The design, operations, and controls of the facilities and equipment that are involved in the production are considered suitable for the activities and products manufactured.

Adventitious Agents Safety Evaluation

The adventitious agents safety of the plasma-derived human normal immunoglobulin and human albumin (an excipient present in the recombinant human hyaluronidase solution) is ensured by appropriate donor selection followed by viral marker testing of the individual donations, mini-pools of plasma, and manufacturing plasma pools. In addition, adequate overall viral clearance capacity of the manufacturing process was demonstrated for several representative model viruses using small-scale viral clearance studies that have been determined to suitably represent the commercial scale process or represent a worst-case scenario. Of note, for both the immunoglobulin and the excipient albumin, the relevant data had been previously reviewed in the context of other submissions.

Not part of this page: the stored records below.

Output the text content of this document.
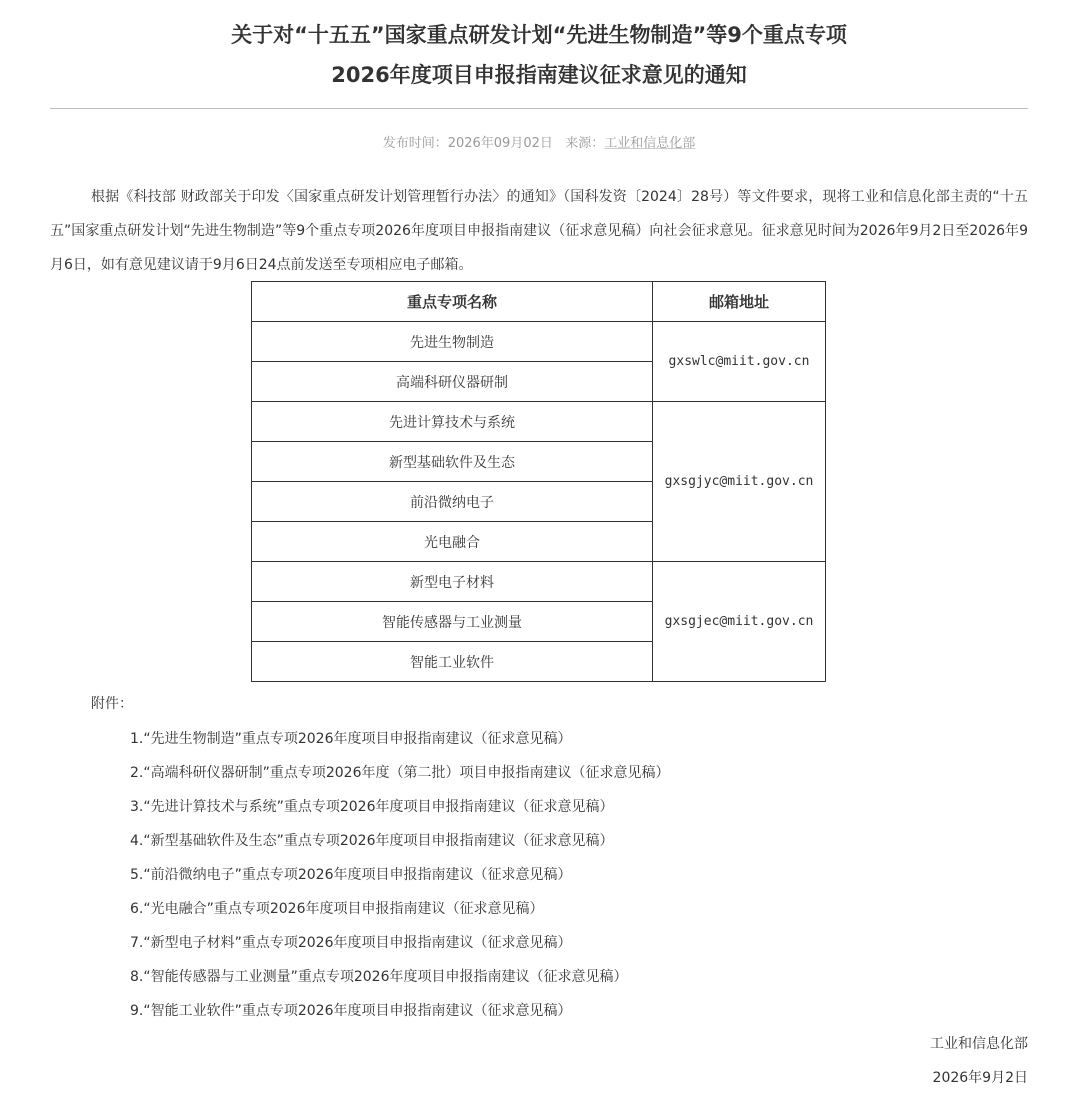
关于对“十五五”国家重点研发计划“先进生物制造”等9个重点专项
2026年度项目申报指南建议征求意见的通知
发布时间：2026年09月02日 来源：工业和信息化部

根据《科技部 财政部关于印发〈国家重点研发计划管理暂行办法〉的通知》（国科发资〔2024〕28号）等文件要求，现将工业和信息化部主责的“十五五”国家重点研发计划“先进生物制造”等9个重点专项2026年度项目申报指南建议（征求意见稿）向社会征求意见。征求意见时间为2026年9月2日至2026年9月6日，如有意见建议请于9月6日24点前发送至专项相应电子邮箱。

重点专项名称	邮箱地址
先进生物制造	gxswlc@miit.gov.cn
高端科研仪器研制	
先进计算技术与系统	gxsgjyc@miit.gov.cn
新型基础软件及生态	
前沿微纳电子	
光电融合	
新型电子材料	gxsgjec@miit.gov.cn
智能传感器与工业测量	
智能工业软件	
附件：
1.“先进生物制造”重点专项2026年度项目申报指南建议（征求意见稿）
2.“高端科研仪器研制”重点专项2026年度（第二批）项目申报指南建议（征求意见稿）
3.“先进计算技术与系统”重点专项2026年度项目申报指南建议（征求意见稿）
4.“新型基础软件及生态”重点专项2026年度项目申报指南建议（征求意见稿）
5.“前沿微纳电子”重点专项2026年度项目申报指南建议（征求意见稿）
6.“光电融合”重点专项2026年度项目申报指南建议（征求意见稿）
7.“新型电子材料”重点专项2026年度项目申报指南建议（征求意见稿）
8.“智能传感器与工业测量”重点专项2026年度项目申报指南建议（征求意见稿）
9.“智能工业软件”重点专项2026年度项目申报指南建议（征求意见稿）
工业和信息化部
2026年9月2日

Adequate overall viral reduction was demonstrated for four representative model viruses over five steps of the manufacturing process of recombinant human hyaluronidase: the solvent detergent treatment step, column chromatography purification steps, and viral filtration step.

The risk of contamination with non-viral adventitious agents (bacteria, fungi, mycoplasma) is mitigated by adequate control measures incorporated in the manufacturing processes of the two HyQvia components.

The risk of contamination with transmissible spongiform encephalopathy agents, specifically agents of variant Creutzfeldt-Jakob disease (vCJD), is minimized by sourcing plasma from countries without significant vCJD incidence and by process-specific prion reduction steps. Furthermore, the sourcing and control of raw materials and intermediates of animal origin are compliant with requirements specified in the relevant guidance on minimizing the risk of transmitting animal spongiform encephalopathy agents via medicinal products.

Apart from the plasma-derived human albumin excipient, no other excipients in HyQvia are of human or animal origin.